D’être très rigoureux, de ne surtout pas se lancer sans preuve. De bien préparer et bien documenter. Il faut être sûr de son fait. Il faut avoir mené l’enquête, avoir des preuves. Il faut avoir des relais, anticiper ce qu’il va se passer, prendre les conseils d’un avocat… Il faut tout mettre en place pour ne pas tomber sous le coup des sanctions qui tournent autour de la diffamation et du dénigrement.

Finalement, un lanceur d’alerte, c’est une personne qui, tout à coup, sans le savoir, se lance dans une démarche d’investigation.

 

« Mon humeur dépend du nombre de zéros »

Après sept ans de procédure, quel est le bilan ? 

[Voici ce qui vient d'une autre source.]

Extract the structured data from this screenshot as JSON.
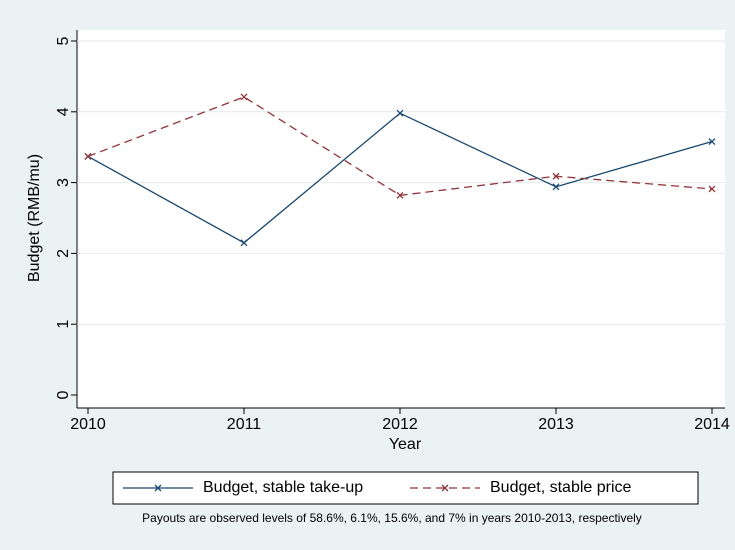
{
  "chart_data": {
    "type": "line",
    "x": [
      2010,
      2011,
      2012,
      2013,
      2014
    ],
    "series": [
      {
        "name": "Budget, stable take-up",
        "color": "#1a476f",
        "dash": false,
        "values": [
          3.37,
          2.15,
          3.98,
          2.94,
          3.58
        ]
      },
      {
        "name": "Budget, stable price",
        "color": "#90353b",
        "dash": true,
        "values": [
          3.37,
          4.21,
          2.82,
          3.09,
          2.91
        ]
      }
    ],
    "xlim": [
      2010,
      2014
    ],
    "xticks": [
      2010,
      2011,
      2012,
      2013,
      2014
    ],
    "ylim": [
      0,
      5
    ],
    "yticks": [
      0,
      1,
      2,
      3,
      4,
      5
    ],
    "xlabel": "Year",
    "ylabel": "Budget (RMB/mu)",
    "grid": true,
    "note": "Payouts are observed levels of 58.6%, 6.1%, 15.6%, and 7% in years 2010-2013, respectively"
  }
}
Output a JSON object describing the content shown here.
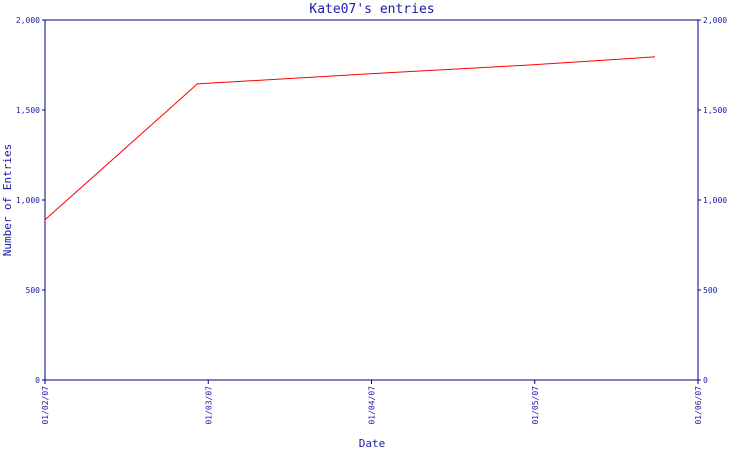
{
  "chart_data": {
    "type": "line",
    "title": "Kate07's entries",
    "xlabel": "Date",
    "ylabel": "Number of Entries",
    "x_ticks": [
      "01/02/07",
      "01/03/07",
      "01/04/07",
      "01/05/07",
      "01/06/07"
    ],
    "y_ticks": [
      "0",
      "500",
      "1,000",
      "1,500",
      "2,000"
    ],
    "ylim": [
      0,
      2000
    ],
    "xlim": [
      "2007-02-01",
      "2007-06-01"
    ],
    "grid": false,
    "series": [
      {
        "color": "#ff0000",
        "points": [
          {
            "x": "2007-02-01",
            "y": 890
          },
          {
            "x": "2007-03-01",
            "y": 1645
          },
          {
            "x": "2007-04-01",
            "y": 1700
          },
          {
            "x": "2007-05-01",
            "y": 1750
          },
          {
            "x": "2007-05-24",
            "y": 1795
          }
        ]
      }
    ],
    "axis_color": "#000080"
  }
}
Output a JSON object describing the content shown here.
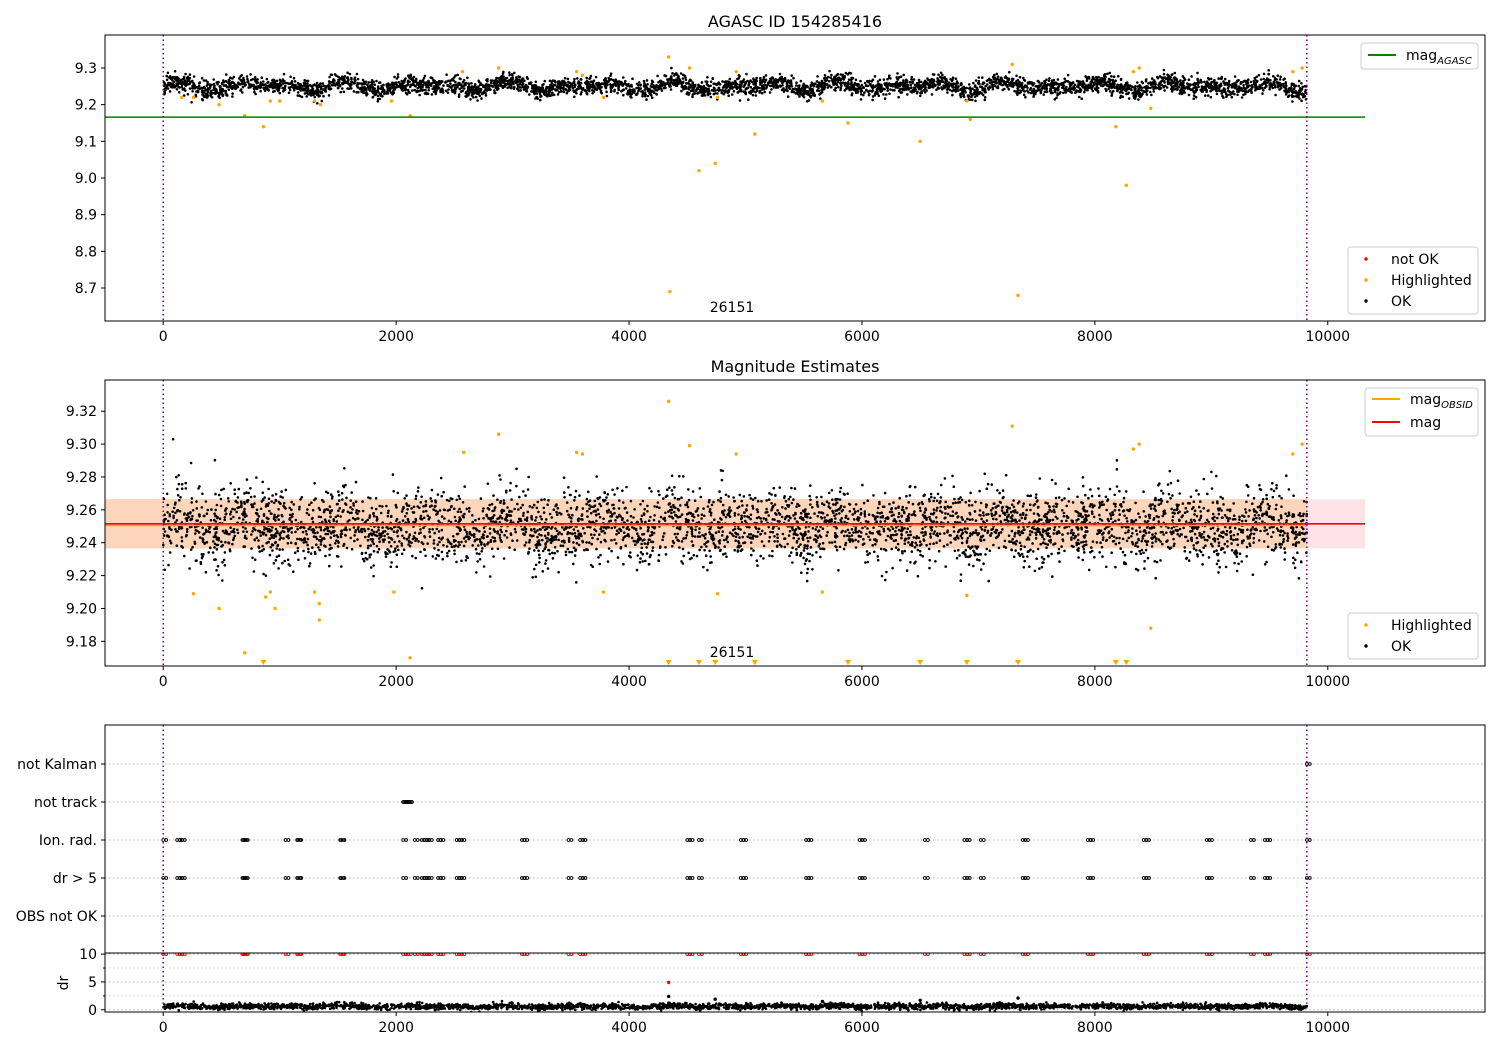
{
  "chart_data": [
    {
      "type": "scatter",
      "title": "AGASC ID 154285416",
      "xlabel": "",
      "ylabel": "",
      "xlim": [
        -500,
        11350
      ],
      "ylim": [
        8.61,
        9.39
      ],
      "xticks": [
        0,
        2000,
        4000,
        6000,
        8000,
        10000
      ],
      "yticks": [
        8.7,
        8.8,
        8.9,
        9.0,
        9.1,
        9.2,
        9.3
      ],
      "ytick_decimals": 1,
      "grid": false,
      "vlines": [
        0,
        9820
      ],
      "annotation": {
        "text": "26151",
        "x": 4720,
        "y": 8.645
      },
      "hlines": [
        {
          "name": "mag",
          "subscript": "AGASC",
          "y": 9.166,
          "color": "#008000",
          "x_end": 10320
        }
      ],
      "ok_band": {
        "mean": 9.25,
        "amplitude": 0.014,
        "noise": 0.012,
        "x_end": 9820
      },
      "series": [
        {
          "name": "not OK",
          "color": "#ff0000",
          "points": []
        },
        {
          "name": "Highlighted",
          "color": "#ffa500",
          "points": [
            [
              160,
              9.22
            ],
            [
              260,
              9.22
            ],
            [
              480,
              9.2
            ],
            [
              700,
              9.17
            ],
            [
              860,
              9.14
            ],
            [
              920,
              9.21
            ],
            [
              1000,
              9.21
            ],
            [
              1300,
              9.21
            ],
            [
              1350,
              9.2
            ],
            [
              1960,
              9.21
            ],
            [
              2120,
              9.17
            ],
            [
              2570,
              9.29
            ],
            [
              2880,
              9.3
            ],
            [
              3550,
              9.29
            ],
            [
              3600,
              9.28
            ],
            [
              3780,
              9.22
            ],
            [
              4340,
              9.33
            ],
            [
              4350,
              8.69
            ],
            [
              4520,
              9.3
            ],
            [
              4600,
              9.02
            ],
            [
              4740,
              9.04
            ],
            [
              4760,
              9.22
            ],
            [
              4920,
              9.29
            ],
            [
              5080,
              9.12
            ],
            [
              5660,
              9.21
            ],
            [
              5880,
              9.15
            ],
            [
              6500,
              9.1
            ],
            [
              6900,
              9.21
            ],
            [
              6930,
              9.16
            ],
            [
              7290,
              9.31
            ],
            [
              7340,
              8.68
            ],
            [
              8180,
              9.14
            ],
            [
              8270,
              8.98
            ],
            [
              8330,
              9.29
            ],
            [
              8380,
              9.3
            ],
            [
              8480,
              9.19
            ],
            [
              9700,
              9.29
            ],
            [
              9780,
              9.3
            ]
          ]
        },
        {
          "name": "OK",
          "color": "#000000",
          "points": []
        }
      ],
      "legend_lines": [
        {
          "label": "mag",
          "subscript": "AGASC",
          "color": "#008000"
        }
      ],
      "legend_points": [
        {
          "label": "not OK",
          "color": "#ff0000"
        },
        {
          "label": "Highlighted",
          "color": "#ffa500"
        },
        {
          "label": "OK",
          "color": "#000000"
        }
      ]
    },
    {
      "type": "scatter",
      "title": "Magnitude Estimates",
      "xlabel": "",
      "ylabel": "",
      "xlim": [
        -500,
        11350
      ],
      "ylim": [
        9.165,
        9.339
      ],
      "xticks": [
        0,
        2000,
        4000,
        6000,
        8000,
        10000
      ],
      "yticks": [
        9.18,
        9.2,
        9.22,
        9.24,
        9.26,
        9.28,
        9.3,
        9.32
      ],
      "ytick_decimals": 2,
      "grid": false,
      "vlines": [
        0,
        9820
      ],
      "annotation": {
        "text": "26151",
        "x": 4720,
        "y": 9.173
      },
      "hlines": [
        {
          "name": "mag",
          "y": 9.2515,
          "color": "#ff0000",
          "x_end": 10320
        }
      ],
      "bands": [
        {
          "y0": 9.2365,
          "y1": 9.2665,
          "color": "#ffc0cb",
          "x_end": 10320
        },
        {
          "y0": 9.2365,
          "y1": 9.2665,
          "color": "#fdd3b5",
          "x_end": 9820
        }
      ],
      "obsid_line": {
        "y": 9.2505,
        "color": "#ffa500",
        "x_end": 9820
      },
      "ok_band": {
        "mean": 9.25,
        "amplitude": 0.006,
        "noise": 0.011,
        "x_end": 9820
      },
      "series": [
        {
          "name": "Highlighted",
          "color": "#ffa500",
          "points": [
            [
              260,
              9.209
            ],
            [
              480,
              9.2
            ],
            [
              700,
              9.173
            ],
            [
              880,
              9.207
            ],
            [
              920,
              9.21
            ],
            [
              960,
              9.2
            ],
            [
              1300,
              9.21
            ],
            [
              1340,
              9.203
            ],
            [
              1340,
              9.193
            ],
            [
              1980,
              9.21
            ],
            [
              2120,
              9.17
            ],
            [
              2580,
              9.295
            ],
            [
              2880,
              9.306
            ],
            [
              3550,
              9.295
            ],
            [
              3600,
              9.294
            ],
            [
              3780,
              9.21
            ],
            [
              4340,
              9.326
            ],
            [
              4520,
              9.299
            ],
            [
              4760,
              9.209
            ],
            [
              4920,
              9.294
            ],
            [
              5660,
              9.21
            ],
            [
              6900,
              9.208
            ],
            [
              7290,
              9.311
            ],
            [
              8330,
              9.297
            ],
            [
              8380,
              9.3
            ],
            [
              8480,
              9.188
            ],
            [
              9700,
              9.294
            ],
            [
              9780,
              9.3
            ]
          ]
        },
        {
          "name": "OK",
          "color": "#000000",
          "points": []
        }
      ],
      "offscale_markers": {
        "color": "#ffa500",
        "x": [
          860,
          4340,
          4600,
          4740,
          5080,
          5880,
          6500,
          6900,
          7340,
          8180,
          8270
        ]
      },
      "legend_lines": [
        {
          "label": "mag",
          "subscript": "OBSID",
          "color": "#ffa500"
        },
        {
          "label": "mag",
          "color": "#ff0000"
        }
      ],
      "legend_points": [
        {
          "label": "Highlighted",
          "color": "#ffa500"
        },
        {
          "label": "OK",
          "color": "#000000"
        }
      ]
    },
    {
      "type": "scatter",
      "title": "",
      "xlabel": "",
      "ylabel": "",
      "xlim": [
        -500,
        11350
      ],
      "xticks": [
        0,
        2000,
        4000,
        6000,
        8000,
        10000
      ],
      "grid": true,
      "vlines": [
        0,
        9820
      ],
      "categories": [
        "not Kalman",
        "not track",
        "Ion. rad.",
        "dr > 5",
        "OBS not OK"
      ],
      "flags": {
        "not Kalman": [
          9820
        ],
        "not track": [
          2060,
          2070,
          2080,
          2090,
          2100,
          2110
        ],
        "Ion. rad.": [
          0,
          120,
          140,
          160,
          680,
          690,
          700,
          1050,
          1150,
          1160,
          1520,
          1530,
          2060,
          2160,
          2220,
          2240,
          2260,
          2280,
          2360,
          2380,
          2520,
          2540,
          2560,
          3080,
          3100,
          3480,
          3580,
          3600,
          4500,
          4520,
          4600,
          4960,
          4980,
          5520,
          5540,
          5980,
          6000,
          6540,
          6880,
          6900,
          7020,
          7380,
          7400,
          7940,
          7960,
          8420,
          8440,
          8960,
          8980,
          9340,
          9460,
          9480,
          9820
        ],
        "dr > 5": [
          0,
          120,
          140,
          160,
          680,
          690,
          700,
          1050,
          1150,
          1160,
          1520,
          1530,
          2060,
          2160,
          2220,
          2240,
          2260,
          2280,
          2360,
          2380,
          2520,
          2540,
          2560,
          3080,
          3100,
          3480,
          3580,
          3600,
          4500,
          4520,
          4600,
          4960,
          4980,
          5520,
          5540,
          5980,
          6000,
          6540,
          6880,
          6900,
          7020,
          7380,
          7400,
          7940,
          7960,
          8420,
          8440,
          8960,
          8980,
          9340,
          9460,
          9480,
          9820
        ],
        "OBS not OK": []
      }
    },
    {
      "type": "scatter",
      "title": "",
      "xlabel": "",
      "ylabel": "dr",
      "xlim": [
        -500,
        11350
      ],
      "ylim": [
        -0.4,
        10.2
      ],
      "xticks": [
        0,
        2000,
        4000,
        6000,
        8000,
        10000
      ],
      "yticks": [
        0,
        5,
        10
      ],
      "grid": true,
      "vlines": [
        0,
        9820
      ],
      "ok_band": {
        "mean": 0.6,
        "amplitude": 0.15,
        "noise": 0.25,
        "x_end": 9820
      },
      "series": [
        {
          "name": "dr > 5",
          "color": "#ff0000",
          "points": [
            [
              4340,
              4.9
            ]
          ],
          "clipped_at_top_x": [
            0,
            120,
            140,
            160,
            680,
            690,
            700,
            1050,
            1150,
            1160,
            1520,
            1530,
            2060,
            2080,
            2100,
            2160,
            2220,
            2240,
            2260,
            2280,
            2360,
            2380,
            2520,
            2540,
            2560,
            3080,
            3100,
            3480,
            3580,
            3600,
            4500,
            4520,
            4600,
            4960,
            4980,
            5520,
            5540,
            5980,
            6000,
            6540,
            6880,
            6900,
            7020,
            7380,
            7400,
            7940,
            7960,
            8420,
            8440,
            8960,
            8980,
            9340,
            9460,
            9480,
            9820
          ]
        },
        {
          "name": "OK",
          "color": "#000000",
          "points": [
            [
              4740,
              1.9
            ],
            [
              4340,
              2.4
            ],
            [
              7340,
              2.1
            ],
            [
              5660,
              1.5
            ],
            [
              6500,
              1.7
            ]
          ]
        }
      ]
    }
  ]
}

De l’épuisement. Une satisfaction d’avoir dénoncé ce crime. Mais la justice est trop lente. Ce qui m’intéresse aujourd’hui, c’est l’indemnisation des victimes. Quand une victime touche un bon chèque, je suis contente. Quand c’est un chèque minable, je suis furieuse. Quand il n’y a pas de chèque du tout, je suis hors de moi ! Je suis très basique. Mon humeur dépend du nombre de zéros. Je suis quelqu’un de très pragmatique. Il faut en finir. Mais le procès pénal n’a toujours pas eu lieu. Aucune date n’a été fixée.

 

Est-ce pour vos patients que vous avez accepté la réalisation du film La fille de Brest ? 

Oui. C’est un hommage. Ce film est un témoignage, une lutte contre l’oubli et l’enlisement.

 

* « Mediator, 150mg. Combien de morts ? », Éditions Dialogues, 2010.